On 6/4/2024 6:17 AM, Sean Christopherson wrote:
On Tue, May 28, 2024, Paolo Bonzini wrote:
On Tue, May 28, 2024 at 6:19 AM Manali Shukla manali.shukla@amd.com wrote:
The upcoming new Idle HLT Intercept feature allows for the HLT instruction execution by a vCPU to be intercepted by the hypervisor only if there are no pending V_INTR and V_NMI events for the vCPU. When the vCPU is expected to service the pending V_INTR and V_NMI events, the Idle HLT intercept won’t trigger. The feature allows the hypervisor to determine if the vCPU is actually idle and reduces wasteful VMEXITs.
Does this have an effect on the number of vmexits for KVM, unless AVIC is enabled? Can you write a testcase for kvm-unit-tests' vmexit.flat that shows an improvement?
The reason I am wondering is because KVM does not really use V_INTR injection. The "idle HLT" intercept basically differs from the basic HLT trigger only in how it handles an STI;HLT sequence, as in that case the interrupt can be injected directly and the HLT vmexit is suppressed.

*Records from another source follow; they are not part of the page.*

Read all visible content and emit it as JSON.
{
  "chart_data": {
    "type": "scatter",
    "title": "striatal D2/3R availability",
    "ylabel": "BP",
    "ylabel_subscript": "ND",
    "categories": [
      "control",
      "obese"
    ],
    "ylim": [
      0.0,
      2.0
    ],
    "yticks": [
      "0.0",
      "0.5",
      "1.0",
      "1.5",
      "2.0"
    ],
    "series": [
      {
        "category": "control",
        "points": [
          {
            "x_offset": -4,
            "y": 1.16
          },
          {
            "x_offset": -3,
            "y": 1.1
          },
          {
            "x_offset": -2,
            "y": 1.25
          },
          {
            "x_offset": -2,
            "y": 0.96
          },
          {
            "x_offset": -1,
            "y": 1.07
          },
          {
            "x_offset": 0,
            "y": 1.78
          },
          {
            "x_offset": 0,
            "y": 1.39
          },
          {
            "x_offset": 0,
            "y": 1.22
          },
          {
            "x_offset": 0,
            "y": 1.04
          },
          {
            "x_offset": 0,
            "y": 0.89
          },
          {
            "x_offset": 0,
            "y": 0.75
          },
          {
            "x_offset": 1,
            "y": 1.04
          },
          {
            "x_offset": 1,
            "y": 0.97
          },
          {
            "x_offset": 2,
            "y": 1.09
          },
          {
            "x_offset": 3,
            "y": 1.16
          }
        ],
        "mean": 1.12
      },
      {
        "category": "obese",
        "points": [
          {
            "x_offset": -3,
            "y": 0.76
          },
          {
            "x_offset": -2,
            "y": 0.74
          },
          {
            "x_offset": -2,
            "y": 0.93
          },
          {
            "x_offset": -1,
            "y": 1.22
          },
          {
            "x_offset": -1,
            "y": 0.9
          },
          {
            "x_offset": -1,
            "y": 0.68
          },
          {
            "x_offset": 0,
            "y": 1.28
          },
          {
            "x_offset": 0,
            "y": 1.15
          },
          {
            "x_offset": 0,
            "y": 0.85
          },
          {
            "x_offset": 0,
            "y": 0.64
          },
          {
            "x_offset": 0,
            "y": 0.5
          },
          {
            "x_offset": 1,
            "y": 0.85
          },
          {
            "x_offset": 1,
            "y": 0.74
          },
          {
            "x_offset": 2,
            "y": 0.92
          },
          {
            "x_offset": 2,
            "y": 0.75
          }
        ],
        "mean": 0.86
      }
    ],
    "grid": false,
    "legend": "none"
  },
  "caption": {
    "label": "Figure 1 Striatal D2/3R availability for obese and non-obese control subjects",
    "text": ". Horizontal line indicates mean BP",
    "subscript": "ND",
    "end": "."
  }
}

But in that circumstance KVM would anyway use a V_INTR intercept to detect the opening of the interrupt injection window (and then the interrupt uses event injection rather than V_INTR). Again, this is only true if AVIC is disabled, but that is the default.

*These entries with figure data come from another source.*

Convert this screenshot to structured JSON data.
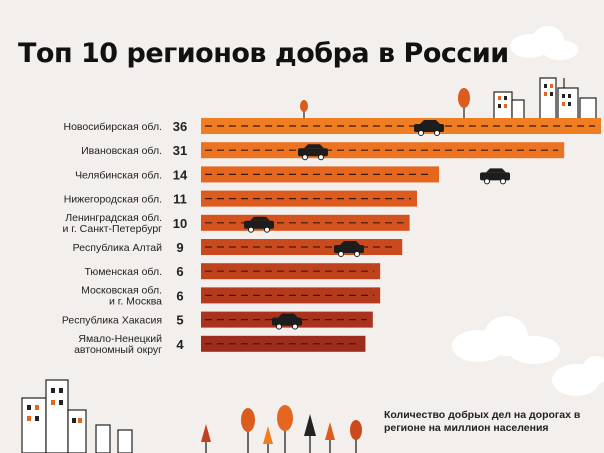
{
  "title": "Топ 10 регионов добра в России",
  "footnote": "Количество добрых дел на дорогах в регионе на миллион населения",
  "chart_data": {
    "type": "bar",
    "orientation": "horizontal",
    "title": "Топ 10 регионов добра в России",
    "categories": [
      [
        "Новосибирская обл."
      ],
      [
        "Ивановская обл."
      ],
      [
        "Челябинская обл."
      ],
      [
        "Нижегородская обл."
      ],
      [
        "Ленинградская обл.",
        "и г. Санкт-Петербург"
      ],
      [
        "Республика Алтай"
      ],
      [
        "Тюменская обл."
      ],
      [
        "Московская обл.",
        "и г. Москва"
      ],
      [
        "Республика Хакасия"
      ],
      [
        "Ямало-Ненецкий",
        "автономный округ"
      ]
    ],
    "values": [
      36,
      31,
      14,
      11,
      10,
      9,
      6,
      6,
      5,
      4
    ],
    "bar_colors": [
      "#ef7d22",
      "#ec7321",
      "#e4661f",
      "#dc5b1e",
      "#d4521e",
      "#cb4a1d",
      "#c0421d",
      "#b43a1e",
      "#a9331d",
      "#9c2c1c"
    ],
    "grid": false,
    "legend": "none"
  }
}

So unless I'm wrong in my analysis above, I'm not sure this series, albeit small, is really worth it.
But aren't we hoping to enable x2AVIC by default sooner than later?
The idle halt intercept feature not only suppresses HLT exit when a V_INTR event is pending during the execution of halt instruction, but it also suppresses HLT exit when a V_NMI event is pending during the execution of halt instruction. This capability will be advantageous in IBS virtualization and PMC virtualization functionalities, as both rely on VNMI for delivering virtualized interrupts from IBS and PMC hardware.
As things stand, it would be more interesting to enable this for nested VMs, especially Hyper-V which does use V_INTR and V_TPL; even better, _emulating_ it on older processors would reduce the L2->L0->L1->L0->L2 path to a less-expensive L2->L0->L2 vmexit.